It never fails to amaze me that I've been doing this for a decade, and I keep learning things that seem basic at first glance. I have literally never heard of this at all.
Right? All of the starting from scratch I've done! All of the projects I've put off because style is one of the first things I've have to decide on (e.g. blogs).
Classics right there! We've got a long linage of this kinda stuff now from browser resets to full stylesheets to well specified content just for testing any of the above on. I love it! Simple. Consistent. And now more powerful than ever with the help of variables.
Might be fun to take all the w3 core styles rebuild them with modern CSS features. Maybe add some HTML5 elements to the test docs as well.
I remember, when Firefox still had a menu bar, you could actually select a different named stylesheet from within the browser! It was in the edit menu.
Firefox (on Windows) never lost the menu bar: if you press F10 or Alt (or Alt+some letter from menu) it will pop from top.

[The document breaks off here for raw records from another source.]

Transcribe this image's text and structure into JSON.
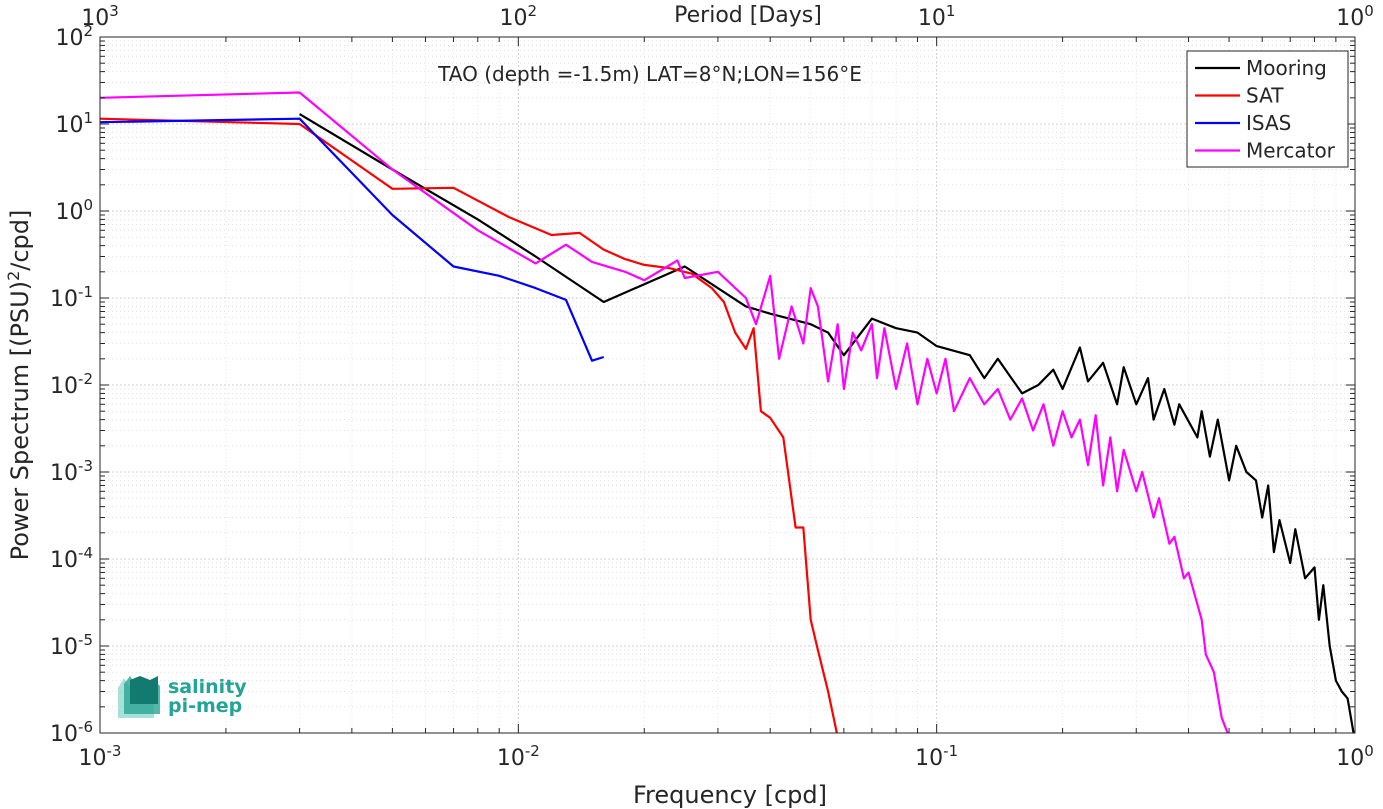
{
  "chart_data": {
    "type": "line",
    "title": "TAO (depth =-1.5m) LAT=8°N;LON=156°E",
    "xlabel": "Frequency [cpd]",
    "ylabel": "Power Spectrum [(PSU)²/cpd]",
    "ylabel_parts": {
      "before": "Power Spectrum [(PSU)",
      "sup": "2",
      "after": "/cpd]"
    },
    "top_axis_label": "Period [Days]",
    "xscale": "log",
    "yscale": "log",
    "xlim": [
      0.001,
      1
    ],
    "ylim": [
      1e-06,
      100
    ],
    "grid": true,
    "legend_position": "top-right",
    "x_ticks": [
      {
        "value": 0.001,
        "base": "10",
        "exp": "-3"
      },
      {
        "value": 0.01,
        "base": "10",
        "exp": "-2"
      },
      {
        "value": 0.1,
        "base": "10",
        "exp": "-1"
      },
      {
        "value": 1,
        "base": "10",
        "exp": "0"
      }
    ],
    "top_ticks": [
      {
        "value": 0.001,
        "base": "10",
        "exp": "3"
      },
      {
        "value": 0.01,
        "base": "10",
        "exp": "2"
      },
      {
        "value": 0.1,
        "base": "10",
        "exp": "1"
      },
      {
        "value": 1,
        "base": "10",
        "exp": "0"
      }
    ],
    "y_ticks": [
      {
        "value": 1e-06,
        "base": "10",
        "exp": "-6"
      },
      {
        "value": 1e-05,
        "base": "10",
        "exp": "-5"
      },
      {
        "value": 0.0001,
        "base": "10",
        "exp": "-4"
      },
      {
        "value": 0.001,
        "base": "10",
        "exp": "-3"
      },
      {
        "value": 0.01,
        "base": "10",
        "exp": "-2"
      },
      {
        "value": 0.1,
        "base": "10",
        "exp": "-1"
      },
      {
        "value": 1,
        "base": "10",
        "exp": "0"
      },
      {
        "value": 10,
        "base": "10",
        "exp": "1"
      },
      {
        "value": 100,
        "base": "10",
        "exp": "2"
      }
    ],
    "series": [
      {
        "name": "Mooring",
        "color": "#000000",
        "points": [
          [
            0.003,
            13
          ],
          [
            0.005,
            3
          ],
          [
            0.008,
            0.8
          ],
          [
            0.011,
            0.3
          ],
          [
            0.016,
            0.09
          ],
          [
            0.025,
            0.23
          ],
          [
            0.035,
            0.08
          ],
          [
            0.04,
            0.066
          ],
          [
            0.05,
            0.05
          ],
          [
            0.055,
            0.04
          ],
          [
            0.06,
            0.022
          ],
          [
            0.07,
            0.058
          ],
          [
            0.08,
            0.045
          ],
          [
            0.09,
            0.04
          ],
          [
            0.1,
            0.028
          ],
          [
            0.12,
            0.022
          ],
          [
            0.13,
            0.012
          ],
          [
            0.14,
            0.02
          ],
          [
            0.16,
            0.008
          ],
          [
            0.175,
            0.01
          ],
          [
            0.19,
            0.015
          ],
          [
            0.2,
            0.009
          ],
          [
            0.22,
            0.027
          ],
          [
            0.23,
            0.011
          ],
          [
            0.25,
            0.018
          ],
          [
            0.27,
            0.006
          ],
          [
            0.28,
            0.016
          ],
          [
            0.3,
            0.006
          ],
          [
            0.32,
            0.012
          ],
          [
            0.33,
            0.004
          ],
          [
            0.35,
            0.009
          ],
          [
            0.37,
            0.0035
          ],
          [
            0.38,
            0.006
          ],
          [
            0.42,
            0.0025
          ],
          [
            0.43,
            0.005
          ],
          [
            0.45,
            0.0015
          ],
          [
            0.47,
            0.004
          ],
          [
            0.5,
            0.0008
          ],
          [
            0.52,
            0.002
          ],
          [
            0.55,
            0.001
          ],
          [
            0.58,
            0.0008
          ],
          [
            0.6,
            0.0003
          ],
          [
            0.62,
            0.0007
          ],
          [
            0.64,
            0.00012
          ],
          [
            0.66,
            0.00028
          ],
          [
            0.7,
            9e-05
          ],
          [
            0.72,
            0.00022
          ],
          [
            0.76,
            6e-05
          ],
          [
            0.8,
            8e-05
          ],
          [
            0.82,
            2e-05
          ],
          [
            0.84,
            5e-05
          ],
          [
            0.87,
            1e-05
          ],
          [
            0.9,
            4e-06
          ],
          [
            0.93,
            3e-06
          ],
          [
            0.96,
            2.5e-06
          ],
          [
            1.0,
            8e-07
          ]
        ]
      },
      {
        "name": "SAT",
        "color": "#ff0000",
        "points": [
          [
            0.001,
            11.5
          ],
          [
            0.003,
            10
          ],
          [
            0.005,
            1.8
          ],
          [
            0.007,
            1.85
          ],
          [
            0.0095,
            0.85
          ],
          [
            0.012,
            0.53
          ],
          [
            0.014,
            0.56
          ],
          [
            0.016,
            0.36
          ],
          [
            0.018,
            0.28
          ],
          [
            0.02,
            0.24
          ],
          [
            0.023,
            0.22
          ],
          [
            0.026,
            0.19
          ],
          [
            0.029,
            0.13
          ],
          [
            0.031,
            0.09
          ],
          [
            0.033,
            0.04
          ],
          [
            0.035,
            0.026
          ],
          [
            0.0365,
            0.045
          ],
          [
            0.038,
            0.005
          ],
          [
            0.04,
            0.0042
          ],
          [
            0.043,
            0.0025
          ],
          [
            0.046,
            0.00023
          ],
          [
            0.048,
            0.00023
          ],
          [
            0.05,
            2e-05
          ],
          [
            0.052,
            9e-06
          ],
          [
            0.055,
            3e-06
          ],
          [
            0.058,
            9e-07
          ]
        ]
      },
      {
        "name": "ISAS",
        "color": "#0000ff",
        "points": [
          [
            0.001,
            10.5
          ],
          [
            0.003,
            11.5
          ],
          [
            0.005,
            0.9
          ],
          [
            0.007,
            0.23
          ],
          [
            0.009,
            0.18
          ],
          [
            0.011,
            0.13
          ],
          [
            0.013,
            0.095
          ],
          [
            0.015,
            0.019
          ],
          [
            0.016,
            0.021
          ]
        ]
      },
      {
        "name": "Mercator",
        "color": "#ff00ff",
        "points": [
          [
            0.001,
            20
          ],
          [
            0.003,
            23
          ],
          [
            0.005,
            3
          ],
          [
            0.008,
            0.6
          ],
          [
            0.011,
            0.25
          ],
          [
            0.013,
            0.41
          ],
          [
            0.015,
            0.26
          ],
          [
            0.018,
            0.2
          ],
          [
            0.02,
            0.16
          ],
          [
            0.024,
            0.27
          ],
          [
            0.025,
            0.17
          ],
          [
            0.03,
            0.2
          ],
          [
            0.035,
            0.1
          ],
          [
            0.037,
            0.05
          ],
          [
            0.04,
            0.18
          ],
          [
            0.042,
            0.02
          ],
          [
            0.045,
            0.08
          ],
          [
            0.048,
            0.03
          ],
          [
            0.05,
            0.13
          ],
          [
            0.052,
            0.08
          ],
          [
            0.055,
            0.011
          ],
          [
            0.058,
            0.05
          ],
          [
            0.06,
            0.009
          ],
          [
            0.063,
            0.04
          ],
          [
            0.066,
            0.025
          ],
          [
            0.07,
            0.05
          ],
          [
            0.072,
            0.012
          ],
          [
            0.075,
            0.045
          ],
          [
            0.08,
            0.009
          ],
          [
            0.085,
            0.03
          ],
          [
            0.09,
            0.006
          ],
          [
            0.095,
            0.02
          ],
          [
            0.1,
            0.008
          ],
          [
            0.105,
            0.02
          ],
          [
            0.11,
            0.005
          ],
          [
            0.12,
            0.012
          ],
          [
            0.13,
            0.006
          ],
          [
            0.14,
            0.009
          ],
          [
            0.15,
            0.004
          ],
          [
            0.16,
            0.007
          ],
          [
            0.17,
            0.003
          ],
          [
            0.18,
            0.006
          ],
          [
            0.19,
            0.002
          ],
          [
            0.2,
            0.005
          ],
          [
            0.21,
            0.0025
          ],
          [
            0.22,
            0.004
          ],
          [
            0.23,
            0.0012
          ],
          [
            0.24,
            0.0045
          ],
          [
            0.25,
            0.0007
          ],
          [
            0.26,
            0.0025
          ],
          [
            0.27,
            0.0006
          ],
          [
            0.28,
            0.0018
          ],
          [
            0.3,
            0.0006
          ],
          [
            0.31,
            0.001
          ],
          [
            0.33,
            0.0003
          ],
          [
            0.34,
            0.0005
          ],
          [
            0.36,
            0.00015
          ],
          [
            0.37,
            0.00018
          ],
          [
            0.39,
            6e-05
          ],
          [
            0.4,
            7e-05
          ],
          [
            0.43,
            2e-05
          ],
          [
            0.44,
            8e-06
          ],
          [
            0.46,
            5e-06
          ],
          [
            0.48,
            1.5e-06
          ],
          [
            0.5,
            9e-07
          ]
        ]
      }
    ]
  },
  "logo": {
    "line1": "salinity",
    "line2": "pi-mep",
    "color": "#22a596"
  }
}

Style switcher you are referring to is located in View > Page Style, in English localization quickly accessible by Alt+V,Y. You can choose from "No style" (effectively disabling all author level styles) and "Basic Page Style" (enabled author styles). If you are lucky and stumble upon page with linked alternate style, you can still switch to it.

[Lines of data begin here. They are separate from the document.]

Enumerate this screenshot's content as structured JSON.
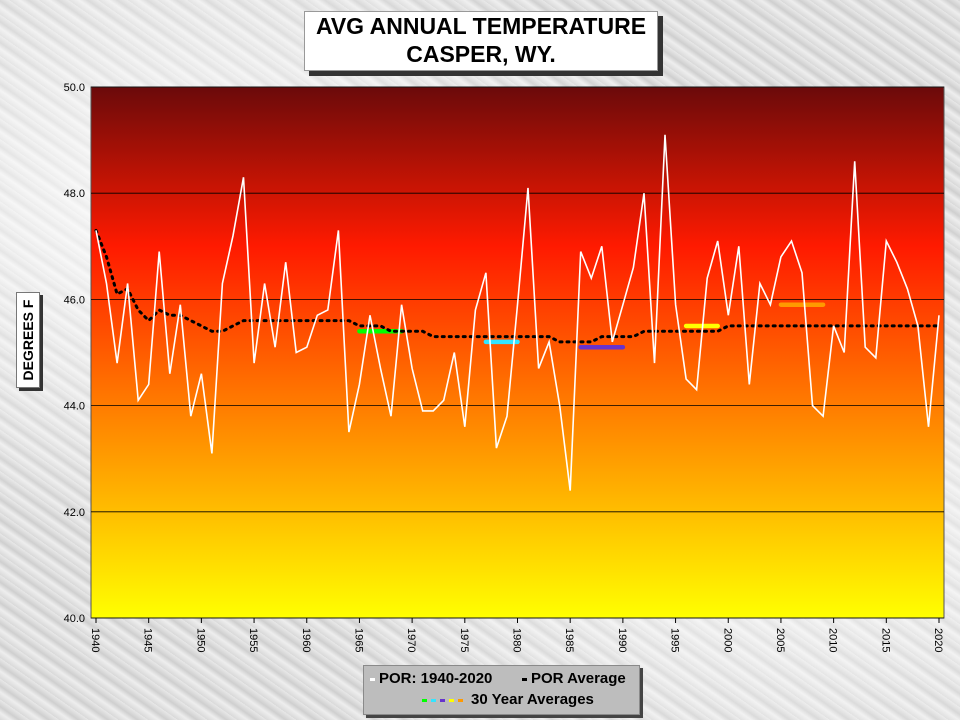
{
  "title": {
    "line1": "AVG ANNUAL  TEMPERATURE",
    "line2": "CASPER, WY."
  },
  "ylabel": "DEGREES F",
  "legend": {
    "por_label": "POR: 1940-2020",
    "por_avg_label": "POR Average",
    "thirty_year_label": "30 Year Averages"
  },
  "colors": {
    "annual_line": "#ffffff",
    "por_average": "#000000",
    "gradient_top": "#6b0a0a",
    "gradient_mid": "#ff1a00",
    "gradient_bottom": "#ffff00",
    "thirty_year": [
      "#00ff00",
      "#33e5ff",
      "#6633cc",
      "#ffff00",
      "#ff9900"
    ]
  },
  "chart_data": {
    "type": "line",
    "xlim": [
      1940,
      2020
    ],
    "ylim": [
      40.0,
      50.0
    ],
    "y_ticks": [
      "40.0",
      "42.0",
      "44.0",
      "46.0",
      "48.0",
      "50.0"
    ],
    "x_ticks": [
      "1940",
      "1945",
      "1950",
      "1955",
      "1960",
      "1965",
      "1970",
      "1975",
      "1980",
      "1985",
      "1990",
      "1995",
      "2000",
      "2005",
      "2010",
      "2015",
      "2020"
    ],
    "grid": "horizontal",
    "series": [
      {
        "name": "POR: 1940-2020",
        "x": [
          1940,
          1941,
          1942,
          1943,
          1944,
          1945,
          1946,
          1947,
          1948,
          1949,
          1950,
          1951,
          1952,
          1953,
          1954,
          1955,
          1956,
          1957,
          1958,
          1959,
          1960,
          1961,
          1962,
          1963,
          1964,
          1965,
          1966,
          1967,
          1968,
          1969,
          1970,
          1971,
          1972,
          1973,
          1974,
          1975,
          1976,
          1977,
          1978,
          1979,
          1980,
          1981,
          1982,
          1983,
          1984,
          1985,
          1986,
          1987,
          1988,
          1989,
          1990,
          1991,
          1992,
          1993,
          1994,
          1995,
          1996,
          1997,
          1998,
          1999,
          2000,
          2001,
          2002,
          2003,
          2004,
          2005,
          2006,
          2007,
          2008,
          2009,
          2010,
          2011,
          2012,
          2013,
          2014,
          2015,
          2016,
          2017,
          2018,
          2019,
          2020
        ],
        "values": [
          47.3,
          46.3,
          44.8,
          46.3,
          44.1,
          44.4,
          46.9,
          44.6,
          45.9,
          43.8,
          44.6,
          43.1,
          46.3,
          47.2,
          48.3,
          44.8,
          46.3,
          45.1,
          46.7,
          45.0,
          45.1,
          45.7,
          45.8,
          47.3,
          43.5,
          44.4,
          45.7,
          44.7,
          43.8,
          45.9,
          44.7,
          43.9,
          43.9,
          44.1,
          45.0,
          43.6,
          45.8,
          46.5,
          43.2,
          43.8,
          45.9,
          48.1,
          44.7,
          45.2,
          44.0,
          42.4,
          46.9,
          46.4,
          47.0,
          45.2,
          45.9,
          46.6,
          48.0,
          44.8,
          49.1,
          45.9,
          44.5,
          44.3,
          46.4,
          47.1,
          45.7,
          47.0,
          44.4,
          46.3,
          45.9,
          46.8,
          47.1,
          46.5,
          44.0,
          43.8,
          45.5,
          45.0,
          48.6,
          45.1,
          44.9,
          47.1,
          46.7,
          46.2,
          45.5,
          43.6,
          45.7
        ]
      },
      {
        "name": "POR Average",
        "x": [
          1940,
          1941,
          1942,
          1943,
          1944,
          1945,
          1946,
          1947,
          1948,
          1949,
          1950,
          1951,
          1952,
          1953,
          1954,
          1955,
          1956,
          1957,
          1958,
          1959,
          1960,
          1961,
          1962,
          1963,
          1964,
          1965,
          1966,
          1967,
          1968,
          1969,
          1970,
          1971,
          1972,
          1973,
          1974,
          1975,
          1976,
          1977,
          1978,
          1979,
          1980,
          1981,
          1982,
          1983,
          1984,
          1985,
          1986,
          1987,
          1988,
          1989,
          1990,
          1991,
          1992,
          1993,
          1994,
          1995,
          1996,
          1997,
          1998,
          1999,
          2000,
          2001,
          2002,
          2003,
          2004,
          2005,
          2006,
          2007,
          2008,
          2009,
          2010,
          2011,
          2012,
          2013,
          2014,
          2015,
          2016,
          2017,
          2018,
          2019,
          2020
        ],
        "values": [
          47.3,
          46.8,
          46.1,
          46.2,
          45.8,
          45.6,
          45.8,
          45.7,
          45.7,
          45.6,
          45.5,
          45.4,
          45.4,
          45.5,
          45.6,
          45.6,
          45.6,
          45.6,
          45.6,
          45.6,
          45.6,
          45.6,
          45.6,
          45.6,
          45.6,
          45.5,
          45.5,
          45.5,
          45.4,
          45.4,
          45.4,
          45.4,
          45.3,
          45.3,
          45.3,
          45.3,
          45.3,
          45.3,
          45.3,
          45.3,
          45.3,
          45.3,
          45.3,
          45.3,
          45.2,
          45.2,
          45.2,
          45.2,
          45.3,
          45.3,
          45.3,
          45.3,
          45.4,
          45.4,
          45.4,
          45.4,
          45.4,
          45.4,
          45.4,
          45.4,
          45.5,
          45.5,
          45.5,
          45.5,
          45.5,
          45.5,
          45.5,
          45.5,
          45.5,
          45.5,
          45.5,
          45.5,
          45.5,
          45.5,
          45.5,
          45.5,
          45.5,
          45.5,
          45.5,
          45.5,
          45.5
        ]
      }
    ],
    "thirty_year_averages": [
      {
        "x_start": 1965,
        "x_end": 1969,
        "value": 45.4
      },
      {
        "x_start": 1977,
        "x_end": 1980,
        "value": 45.2
      },
      {
        "x_start": 1986,
        "x_end": 1990,
        "value": 45.1
      },
      {
        "x_start": 1996,
        "x_end": 1999,
        "value": 45.5
      },
      {
        "x_start": 2005,
        "x_end": 2009,
        "value": 45.9
      }
    ]
  }
}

The last detail this nice feature lacks to this day and that presumably doomed it to current obsolescence is that your choice does not persist during navigation and even page reloads. Never understood why this native switcher stuck half way to be usable. Back in day alternative style sheets were (at least a bit) "hype" author had to recede to JavaScript solutions to provide persistence, so it lost much of its charm.
Speaking of ancient CSS features that looked overwhelmingly promising but never caught up as successfully as they deserved, it is probably worth mentioning User Styles. CSS was initially meant as a "dialogue" among User Agent, User, and content Author, with styles as a tool to express individual preferences. User agent sets some "browser defaults", Author sets their styles and User can participate with their own sets of preferences that can be "weak" like those defaults or even stronger than author's. It is the (or at least mayor part of) "THE 'C' for 'Cascade' in CSS".

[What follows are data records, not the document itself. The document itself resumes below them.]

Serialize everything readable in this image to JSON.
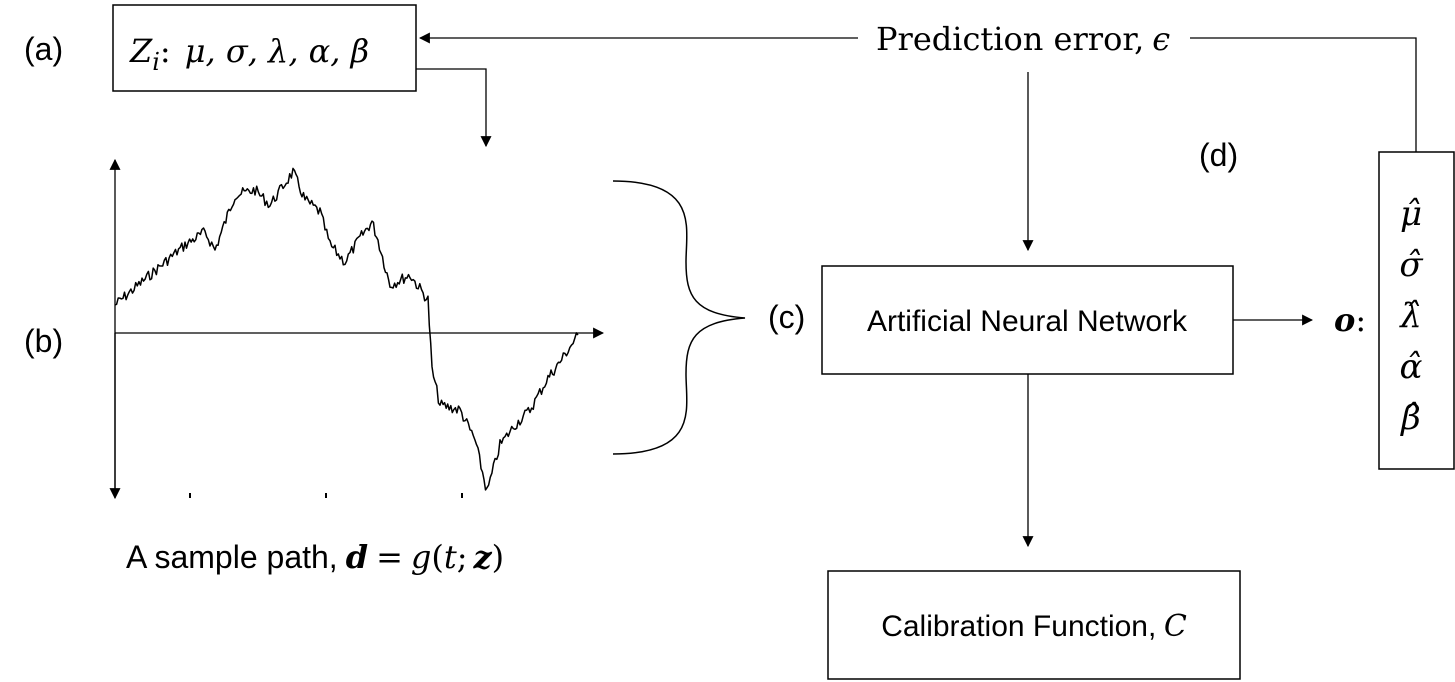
{
  "panel_labels": {
    "a": "(a)",
    "b": "(b)",
    "c": "(c)",
    "d": "(d)"
  },
  "params_box": {
    "z_symbol": "Z",
    "z_subscript": "i",
    "separator": ":",
    "params": "μ, σ, λ, α, β"
  },
  "prediction_error": {
    "text": "Prediction error,",
    "symbol": "ϵ"
  },
  "ann_box": {
    "label": "Artificial Neural Network"
  },
  "output": {
    "symbol": "o",
    "separator": ":",
    "estimates": [
      "μ̂",
      "σ̂",
      "λ̂",
      "α̂",
      "β̂"
    ]
  },
  "sample_path": {
    "label_prefix": "A sample path,",
    "d_symbol": "d",
    "equals": "=",
    "g": "g",
    "open": "(",
    "t": "t",
    "semicolon": ";",
    "z": "z",
    "close": ")"
  },
  "calibration_box": {
    "label": "Calibration Function,",
    "symbol": "C"
  }
}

Browsers to this days are required by specs to give user a way to participate in the cascade, but it never wasn't easy or even pleasant experience - it mostly involved editing some magic file and restarting browser (for "native" user styles) or using some extension, what feels like a poor excuse to not support it natively and mostly is implemented an a way that does not comply with specs anyway - because it mostly just spams author origin level and does not create user origin level. (I miss the old days when web was young and "userstyles" and "userscripts" seemed like natural development of tech what every user will use daily.)